Health Economics and Outcomes Research, IMS Health, C/Dr. Ferran 25-27, 2º, 08034, Barcelona, Spain.
Pituitary. 2014 Apr;17(2):187-95. doi: 10.1007/s11102-013-0484-2.
Cushing's syndrome (CS) has a considerable negative impact on patient health-related quality of life (HRQoL). Two disease-specific instruments (the CushingQoL and the Tuebingen CD-25 questionnaire) are now available to assess the impact of the disease and its treatment on HRQoL. The purpose of this review was to summarize the characteristics of the studies which have used these two instruments to date and summarize their findings regarding (a) the determinants of disease-specific HRQoL in patients with CS and (b) the impact of treatment for CS on disease-specific HRQoL. A total of 7 studies were identified, 5 with the CushingQoL and 2 with the Tuebingen CD-25. Most were observational studies, though the CushingQoL had been used in one randomized clinical trial. In terms of clinical factors, there was some evidence for an association between UFC levels and disease-specific HRQoL, though the presence and strength of the association varied between studies. There was also some evidence that a more recent diagnosis of CS could lead to poorer HRQoL, and that length of time with adrenal insufficiency may also affect HRQoL. There was no evidence for an impact on disease-specific HRQoL of etiology or of the clinical signs and symptoms associated with CS, such as bruising, rubor, and fat deposits. One factor which did have a significant negative effect on HRQoL was the presence of depression. No clear picture emerged as to the effect of demographic variables such as age and gender on HRQoL scores, though there was some evidence for poorer HRQoL in female patients. As regards treatment, the two interventions studied to date (transsphenoidal surgery and pasireotide) both showed significant gains in HRQoL, with moderate to large effect sizes. This type of review is useful in summarizing knowledge to date and suggesting future research directions.

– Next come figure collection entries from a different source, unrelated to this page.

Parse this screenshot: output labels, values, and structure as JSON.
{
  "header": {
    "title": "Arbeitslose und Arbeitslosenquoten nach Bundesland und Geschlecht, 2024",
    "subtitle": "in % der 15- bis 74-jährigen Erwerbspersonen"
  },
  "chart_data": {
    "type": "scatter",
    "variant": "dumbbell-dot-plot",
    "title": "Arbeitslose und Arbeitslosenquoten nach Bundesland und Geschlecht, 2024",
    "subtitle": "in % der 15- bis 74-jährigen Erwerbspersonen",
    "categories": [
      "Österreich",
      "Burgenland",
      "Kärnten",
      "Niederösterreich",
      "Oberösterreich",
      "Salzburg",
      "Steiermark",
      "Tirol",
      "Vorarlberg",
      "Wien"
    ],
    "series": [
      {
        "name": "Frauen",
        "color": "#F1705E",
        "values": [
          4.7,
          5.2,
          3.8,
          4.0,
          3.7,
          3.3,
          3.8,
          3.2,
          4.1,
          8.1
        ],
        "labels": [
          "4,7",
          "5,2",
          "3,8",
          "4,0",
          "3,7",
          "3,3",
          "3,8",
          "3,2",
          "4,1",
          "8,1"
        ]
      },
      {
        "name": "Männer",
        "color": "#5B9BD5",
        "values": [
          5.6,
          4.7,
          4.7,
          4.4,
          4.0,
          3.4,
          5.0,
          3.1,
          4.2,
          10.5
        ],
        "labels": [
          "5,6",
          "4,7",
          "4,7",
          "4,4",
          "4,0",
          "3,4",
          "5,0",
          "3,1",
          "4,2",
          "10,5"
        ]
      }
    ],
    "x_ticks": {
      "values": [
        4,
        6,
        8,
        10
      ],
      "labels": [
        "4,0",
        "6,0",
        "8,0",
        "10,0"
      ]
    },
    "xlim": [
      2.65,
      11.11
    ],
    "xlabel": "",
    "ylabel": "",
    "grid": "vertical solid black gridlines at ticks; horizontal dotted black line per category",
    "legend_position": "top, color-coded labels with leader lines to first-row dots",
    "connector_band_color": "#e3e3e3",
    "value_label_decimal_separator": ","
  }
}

库欣综合征(CS)对患者的健康相关生活质量(HRQoL)有相当大的负面影响。目前有两种疾病特异性工具(CushingQoL 和 Tuebingen CD-25 问卷)可用于评估疾病及其治疗对 HRQoL 的影响。本综述的目的是总结迄今为止使用这两种工具的研究的特点,并总结其关于以下方面的发现:(a)CS 患者疾病特异性 HRQoL 的决定因素,以及(b)CS 治疗对疾病特异性 HRQoL 的影响。共确定了 7 项研究,其中 5 项使用了 CushingQoL,2 项使用了 Tuebingen CD-25。大多数是观察性研究,尽管 CushingQoL 曾在一项随机临床试验中使用过。就临床因素而言,UFC 水平与疾病特异性 HRQoL 之间存在一定的关联证据,但关联的存在和强度因研究而异。也有一些证据表明,CS 的最近诊断可能导致更差的 HRQoL,并且肾上腺功能不全的时间长短也可能影响 HRQoL。CS 的病因或与 CS 相关的临床体征和症状(如瘀伤、红斑和脂肪沉积)对疾病特异性 HRQoL 没有影响。一个对 HRQoL 有显著负面影响的因素是抑郁的存在。关于人口统计学变量(如年龄和性别)对 HRQoL 评分的影响,没有明确的结论,但有证据表明女性患者的 HRQoL 较差。至于治疗,迄今为止研究的两种干预措施(经蝶窦手术和帕瑞肽)都显示出 HRQoL 的显著改善,具有中到大的效应量。这种类型的综述有助于总结迄今为止的知识,并提出未来的研究方向。